Wednesday, January 27, 2016

Let the fun begin

And...here we go. Now I am unemployed once again :) I am volunteering as a web content manager for Global Water Dances and liking it. So I have one more skill under my belt: Wordpress. It can be learned and worked with by one that has HTML coding skills, which I do. Thus, I can work it, and I am learning it as I go. For example, I have learned where images go and how they stored. BTW, here is a very uncomfortable and a-logical structure for images storage that Wordpress gives by default. There are only two levels of digital library organization: year and month of uploading the picture. There is no way to create your own structure. So, in a way, pictures just piled up there. But Wordpress did come up with something called "Gallery." It is still a pile of pictures physically wise, but it's somewhat organized for visual presentation - on a web page. There is restricted search. It is restricted to edit, to play with all together, so this is not really a developer's choice. Fortunately, here I learned very necessary thing: you can teach Wordpress to play with you. You just need to know ways around :) Sometimes waaaaay around, but here comes handy a good skills of mine: HTML/CSS coding.
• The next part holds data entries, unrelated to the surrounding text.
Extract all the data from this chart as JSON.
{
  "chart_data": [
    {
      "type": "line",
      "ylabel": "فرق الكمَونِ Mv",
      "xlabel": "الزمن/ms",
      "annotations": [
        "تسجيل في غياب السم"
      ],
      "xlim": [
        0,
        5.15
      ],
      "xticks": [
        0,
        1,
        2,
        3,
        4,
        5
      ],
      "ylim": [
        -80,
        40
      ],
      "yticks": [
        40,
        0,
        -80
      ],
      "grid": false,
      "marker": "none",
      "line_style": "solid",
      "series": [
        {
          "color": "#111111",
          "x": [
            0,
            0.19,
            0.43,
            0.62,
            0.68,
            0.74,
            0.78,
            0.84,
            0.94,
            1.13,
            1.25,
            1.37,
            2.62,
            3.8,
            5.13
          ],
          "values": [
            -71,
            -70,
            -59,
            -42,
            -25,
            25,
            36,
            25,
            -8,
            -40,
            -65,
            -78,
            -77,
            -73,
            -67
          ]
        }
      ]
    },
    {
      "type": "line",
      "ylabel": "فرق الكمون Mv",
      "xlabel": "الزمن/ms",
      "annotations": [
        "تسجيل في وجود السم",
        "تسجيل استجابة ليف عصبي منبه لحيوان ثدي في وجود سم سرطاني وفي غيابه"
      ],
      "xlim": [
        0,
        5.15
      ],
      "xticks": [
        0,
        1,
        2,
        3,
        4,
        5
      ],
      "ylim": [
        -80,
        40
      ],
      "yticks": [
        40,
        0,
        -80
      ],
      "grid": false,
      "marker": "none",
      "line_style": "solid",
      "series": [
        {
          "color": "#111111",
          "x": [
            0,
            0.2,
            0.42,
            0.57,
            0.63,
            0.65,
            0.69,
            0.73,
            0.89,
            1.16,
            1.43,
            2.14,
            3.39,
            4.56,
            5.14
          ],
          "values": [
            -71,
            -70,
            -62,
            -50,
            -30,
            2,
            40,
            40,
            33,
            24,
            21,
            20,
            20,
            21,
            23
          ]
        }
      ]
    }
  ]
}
Here is an example of "way around": the gallery was created before me come on board, and when I needed it, I could not find the settings for editing it. Could not find a text editor for it. So, I had to turn to WYSISWYG just to get to edit it. The problem was that I needed captions for pictures in this gallery, but they were not visible. It looked as they were there but transparent or something. So, I spent some time looking for settings, but I could not find anything to help me again. So, eventually I just gave up on this and put some little code in the custom CSS.

.wp-caption-text {
color: #333333;
font-size: 11px;
}

And now everything is fine :) That what I want. It was most pleasant experience, but the result was satisfying. So, everything is great :) They do restrict you a lot in building your own page, but if you think about this, all this makes perfect sense. I am volunteer, and eventually I can drop that thing and somebody else should be able to pick it up right where I dropped it off.